Ketika sedang melihat Threads, saya menemukan video mengenaskan tersebut. Beberapa video yang ditangkap massa dari berbagai sudut memperlihatkan kebrutalan itu: sebuah mobil Brimob melaju kencang di tengah keramaian jalan di Pejompongan. Affan terjatuh tepat di depan kendaraan lapis baja tersebut, lalu ia ditabrak. Kendaraan itu berhenti beberapa detik. Kerumunan warga berteriak dan menggebuki mobil, meminta pengendaranya untuk berhenti. Mobil tidak bergeming. Tubuh Affan digilas. Kendaraan setan itu tersentak dua kali saat rodanya melindas tubuh Affan dan melaju kabur. Kerumunan warga dan semua yang menyaksikan melolong. Rekaman video bergetar.
Kemarahan menjalar ke seluruh tubuh saya hingga ke ujung kepala. Saya langsung membagikan video tersebut ke Instagram. Banyak sekali teman-teman yang begitu marah. Beberapa bahkan menghubungi saya hanya untuk membagikan kemarahan mereka. Malam itu saya tahu bahwa saya tidak sendiri.

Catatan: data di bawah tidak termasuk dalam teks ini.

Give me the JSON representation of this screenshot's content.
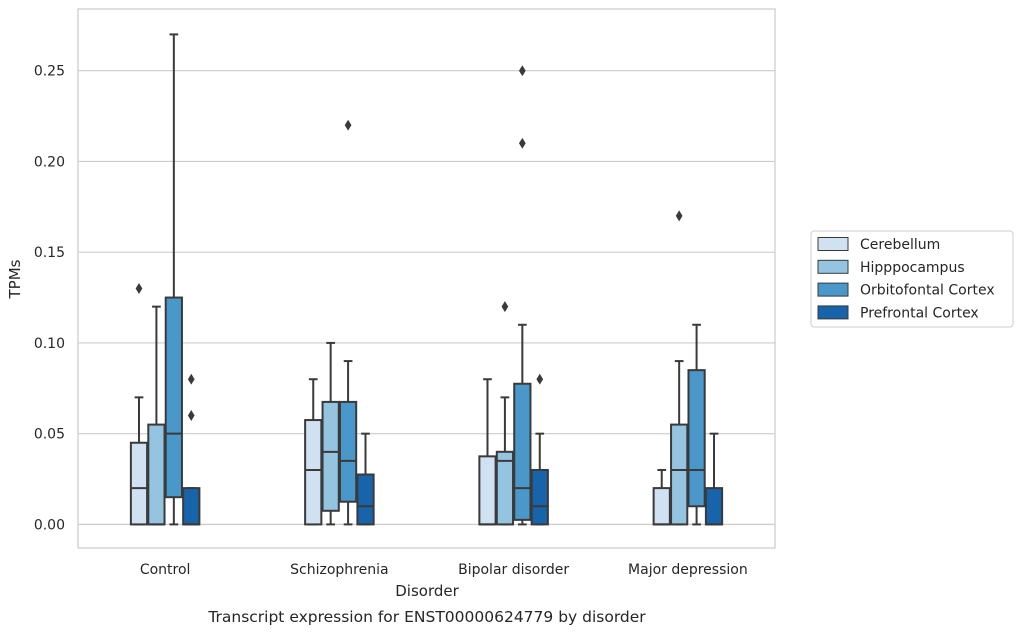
{
  "chart_data": {
    "type": "box",
    "title": "Transcript expression for ENST00000624779 by disorder",
    "xlabel": "Disorder",
    "ylabel": "TPMs",
    "ylim": [
      -0.013,
      0.284
    ],
    "yticks": [
      0.0,
      0.05,
      0.1,
      0.15,
      0.2,
      0.25
    ],
    "ytick_labels": [
      "0.00",
      "0.05",
      "0.10",
      "0.15",
      "0.20",
      "0.25"
    ],
    "grid": true,
    "legend_position": "right",
    "categories": [
      "Control",
      "Schizophrenia",
      "Bipolar disorder",
      "Major depression"
    ],
    "series": [
      {
        "name": "Cerebellum",
        "color": "#d0e1f2",
        "boxes": [
          {
            "whisker_low": 0.0,
            "q1": 0.0,
            "median": 0.02,
            "q3": 0.045,
            "whisker_high": 0.07,
            "outliers": [
              0.13
            ]
          },
          {
            "whisker_low": 0.0,
            "q1": 0.0,
            "median": 0.03,
            "q3": 0.0575,
            "whisker_high": 0.08,
            "outliers": []
          },
          {
            "whisker_low": 0.0,
            "q1": 0.0,
            "median": 0.0,
            "q3": 0.0375,
            "whisker_high": 0.08,
            "outliers": []
          },
          {
            "whisker_low": 0.0,
            "q1": 0.0,
            "median": 0.0,
            "q3": 0.02,
            "whisker_high": 0.03,
            "outliers": []
          }
        ]
      },
      {
        "name": "Hipppocampus",
        "color": "#94c4df",
        "boxes": [
          {
            "whisker_low": 0.0,
            "q1": 0.0,
            "median": 0.0,
            "q3": 0.055,
            "whisker_high": 0.12,
            "outliers": []
          },
          {
            "whisker_low": 0.0,
            "q1": 0.0075,
            "median": 0.04,
            "q3": 0.0675,
            "whisker_high": 0.1,
            "outliers": []
          },
          {
            "whisker_low": 0.0,
            "q1": 0.0,
            "median": 0.035,
            "q3": 0.04,
            "whisker_high": 0.07,
            "outliers": [
              0.12
            ]
          },
          {
            "whisker_low": 0.0,
            "q1": 0.0,
            "median": 0.03,
            "q3": 0.055,
            "whisker_high": 0.09,
            "outliers": [
              0.17
            ]
          }
        ]
      },
      {
        "name": "Orbitofontal Cortex",
        "color": "#4a98c9",
        "boxes": [
          {
            "whisker_low": 0.0,
            "q1": 0.015,
            "median": 0.05,
            "q3": 0.125,
            "whisker_high": 0.27,
            "outliers": []
          },
          {
            "whisker_low": 0.0,
            "q1": 0.0125,
            "median": 0.035,
            "q3": 0.0675,
            "whisker_high": 0.09,
            "outliers": [
              0.22
            ]
          },
          {
            "whisker_low": 0.0,
            "q1": 0.0025,
            "median": 0.02,
            "q3": 0.0775,
            "whisker_high": 0.11,
            "outliers": [
              0.21,
              0.25
            ]
          },
          {
            "whisker_low": 0.0,
            "q1": 0.01,
            "median": 0.03,
            "q3": 0.085,
            "whisker_high": 0.11,
            "outliers": []
          }
        ]
      },
      {
        "name": "Prefrontal Cortex",
        "color": "#1764ab",
        "boxes": [
          {
            "whisker_low": 0.0,
            "q1": 0.0,
            "median": 0.0,
            "q3": 0.02,
            "whisker_high": 0.02,
            "outliers": [
              0.06,
              0.08
            ]
          },
          {
            "whisker_low": 0.0,
            "q1": 0.0,
            "median": 0.01,
            "q3": 0.0275,
            "whisker_high": 0.05,
            "outliers": []
          },
          {
            "whisker_low": 0.0,
            "q1": 0.0,
            "median": 0.01,
            "q3": 0.03,
            "whisker_high": 0.05,
            "outliers": [
              0.08
            ]
          },
          {
            "whisker_low": 0.0,
            "q1": 0.0,
            "median": 0.0,
            "q3": 0.02,
            "whisker_high": 0.05,
            "outliers": []
          }
        ]
      }
    ]
  }
}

Malam itu dan malam-malam setelahnya saya tidak bisa tidur. Rasa takut dan bingung bercampur aduk dibungkus kuat kemarahan. Saya mengabari Ibu tentang kejadian tersebut, memohon doa untuk keselamatan negeri ini. Sesuatu yang besar sedang terjadi.
Saya tidak ingin lupa. Saya tidak ingin orang-orang lupa. Saya akan menulis.